For intraperitoneal (i.p.) administration: in a glass tube, add some glass beads to the desired amount (0.5-15mg) of solid compound 56 and grind the solid by vortexing for 2 minutes. After addition of 1ml of 1% methylcellulose in 5% mannitol in water, the compound was suspended by vortexing for 10 minutes. Finally the pH was adjusted to 7.

Example (b): results of pharmacological tests

TABLE 2 in vitro affinity and functional Activity of the Compounds of the invention

dopamine-D obtained according to the protocol given above₂And serotonin reuptake receptor affinity data are shown in the table below. For cloned human dopamine D₂The in vitro functional activity of the L receptor is measured by accumulation of radiolabeled cAMP (potency: pEC)₅₀Intrinsic activity epsilon).

	dopamine-D2	5-HT reuptake	dopamine-D2
	Bonding of	Bonding of	cAMP accumulation
Compound (I)	pKi	pKi	Epsilon (intrinsic activity)
6	7.7	9.8	0.85
				7	8.2	8.5	0.39
8	8.3	8.9	0.10
				16	8.5	9.1	0.73
53	8.8	8.8	0.62
				56	8.9	8.1	0.38
79	7.1	8.5	0.10
				94	7.8	8.5	0.70
98	6.9	9.0	0.75
				102	7.4	9.0	0.81
108	7.7	8.1	0.95
				117	8.1	＞9.0	0.29
135	7.2	8.7	0.45
				140	7.0	7.3	0.24

Claims (10)

1. A compound of the general formula (1):

wherein: x is S or O,

R₁is H, (C)₁-C₆) Alkyl, CF₃、CH₂CF₃OH or O- (C)₁-C₆) Alkyl radical

R₂Is H, (C)₁-C₆) Alkyl, halogen orCyano radical

R₃Is H or (C)₁-C₆) Alkyl radical

R₄Is H, (C)₁-C₆) Alkyl optionally substituted by halogen atoms

T is a saturated or unsaturated carbon chain of 2 to 7 atoms, in which one carbon atom may be replaced by a nitrogen atom, optionally substituted by (C)₁-C₃) Alkyl, CF₃Or CH₂CF₃Substituted by a group, or by an oxygen or sulphur atom, the chain being optionally substituted by one or more substituents selected from: (C)₁-C₃) Alkyl, (C)₁-C₃) Alkoxy, halogen, cyano, trifluoromethyl, OCF₃、SCF₃、OCHF₂And a nitro group,

ar is selected from the following groups:

the Ar group is optionally further substituted with one or more substituents selected from: (C)₁-C₃) Alkyl, (C)₁-C₃) Alkoxy, halogen, cyano, trifluoromethyl, OCF₃、SCF₃、OCHF₂And a nitro group,

and in the Ar group containing a five-membered ring, the double bond in the five-membered ring may be saturated,

and tautomers, stereoisomers and N-oxides thereof, and pharmacologically acceptable salts, hydrates and solvates of said compounds of formula (1) and tautomers, stereoisomers and N-oxides thereof.

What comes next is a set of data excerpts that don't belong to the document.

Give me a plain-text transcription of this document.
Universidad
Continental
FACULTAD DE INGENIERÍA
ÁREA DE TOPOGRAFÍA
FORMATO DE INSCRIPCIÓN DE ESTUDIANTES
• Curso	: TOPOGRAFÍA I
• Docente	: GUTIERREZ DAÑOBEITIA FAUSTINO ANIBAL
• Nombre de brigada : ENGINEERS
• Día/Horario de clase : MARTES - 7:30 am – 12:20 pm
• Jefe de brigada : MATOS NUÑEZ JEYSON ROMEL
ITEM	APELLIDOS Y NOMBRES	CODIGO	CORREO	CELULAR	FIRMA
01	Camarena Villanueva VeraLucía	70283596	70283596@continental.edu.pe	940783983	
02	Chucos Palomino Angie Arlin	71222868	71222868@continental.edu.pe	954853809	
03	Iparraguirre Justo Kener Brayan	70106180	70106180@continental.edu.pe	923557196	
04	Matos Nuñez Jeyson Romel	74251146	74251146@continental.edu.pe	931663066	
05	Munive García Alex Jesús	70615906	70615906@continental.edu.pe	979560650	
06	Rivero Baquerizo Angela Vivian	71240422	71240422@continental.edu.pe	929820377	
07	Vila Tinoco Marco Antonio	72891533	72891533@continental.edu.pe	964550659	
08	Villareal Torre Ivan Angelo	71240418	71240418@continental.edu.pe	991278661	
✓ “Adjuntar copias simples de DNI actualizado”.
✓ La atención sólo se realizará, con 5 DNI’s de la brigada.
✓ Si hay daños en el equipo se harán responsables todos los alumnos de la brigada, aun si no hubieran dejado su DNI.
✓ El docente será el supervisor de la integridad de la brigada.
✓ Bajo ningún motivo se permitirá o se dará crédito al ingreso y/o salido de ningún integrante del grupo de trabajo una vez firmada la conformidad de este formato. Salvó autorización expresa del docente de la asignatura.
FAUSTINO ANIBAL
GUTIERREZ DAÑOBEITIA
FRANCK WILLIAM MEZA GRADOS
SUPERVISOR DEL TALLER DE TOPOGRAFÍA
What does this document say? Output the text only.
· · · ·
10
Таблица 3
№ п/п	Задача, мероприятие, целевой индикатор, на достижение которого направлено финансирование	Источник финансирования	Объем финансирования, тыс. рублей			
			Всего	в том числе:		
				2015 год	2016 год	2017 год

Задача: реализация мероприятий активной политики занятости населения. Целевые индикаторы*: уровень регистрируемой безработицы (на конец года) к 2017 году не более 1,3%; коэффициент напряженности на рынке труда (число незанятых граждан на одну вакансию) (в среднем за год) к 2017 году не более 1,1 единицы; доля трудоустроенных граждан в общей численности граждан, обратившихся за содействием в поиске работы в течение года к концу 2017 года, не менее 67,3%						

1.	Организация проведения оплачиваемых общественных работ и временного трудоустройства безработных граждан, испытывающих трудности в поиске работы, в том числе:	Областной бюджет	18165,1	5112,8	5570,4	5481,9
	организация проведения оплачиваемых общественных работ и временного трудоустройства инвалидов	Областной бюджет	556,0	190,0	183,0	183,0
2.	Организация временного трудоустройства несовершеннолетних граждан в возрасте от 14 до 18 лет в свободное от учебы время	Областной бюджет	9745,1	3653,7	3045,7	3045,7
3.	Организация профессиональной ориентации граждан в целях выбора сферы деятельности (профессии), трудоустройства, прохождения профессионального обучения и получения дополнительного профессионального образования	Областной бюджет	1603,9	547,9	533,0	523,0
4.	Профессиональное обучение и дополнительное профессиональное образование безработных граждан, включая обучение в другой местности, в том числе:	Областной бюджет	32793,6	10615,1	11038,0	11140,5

2. A compound of formula (1) as claimed in claim 1 wherein the phenylpiperazine part of the molecule is selected from the group consisting of:

in these formulae, the dots represent the linkage to ` T ` in formula (1),

and wherein the intramolecular second moiety represented by the symbol-T-Ar in the formula (1) is selected from the group consisting of:

in these formulae, the dots represent the attachment to the phenylpiperazine moiety of the compound of formula (1),

and tautomers, stereoisomers and N-oxides thereof, and pharmacologically acceptable salts, hydrates and solvates of said compounds of formula (1) and tautomers, stereoisomers and N-oxides thereof.

3. A pharmaceutical composition comprising, as an active ingredient, a pharmacologically active amount of at least one compound as claimed in claim 1 or a salt thereof in addition to a pharmaceutically acceptable carrier and/or at least one pharmaceutically acceptable auxiliary substance.

4. A process for the preparation of a composition as claimed in claim 3, characterized in that at least one compound according to claim 1 or a salt thereof is brought into a form suitable for administration.

5. A compound according to claim 1 or a salt thereof for use as a medicament.

6. Use of a compound according to claim 1 for the preparation of a pharmaceutical composition for the treatment of CNS disorders.

7. Use as claimed in claim 6, characterized in that the disorder is aggression, anxiety disorders, autism, vertigo, depression, disturbances of cognition or memory, Parkinson's disease, schizophrenia and other psychotic disorders.

8. Use as claimed in claim 6, characterized in that the disorder is depression.

9. Use as claimed in claim 6, characterized in that the disorders are schizophrenia and other psychotic disorders.

10. Use as claimed in claim 6, characterized in that the disorder is Parkinson's disease.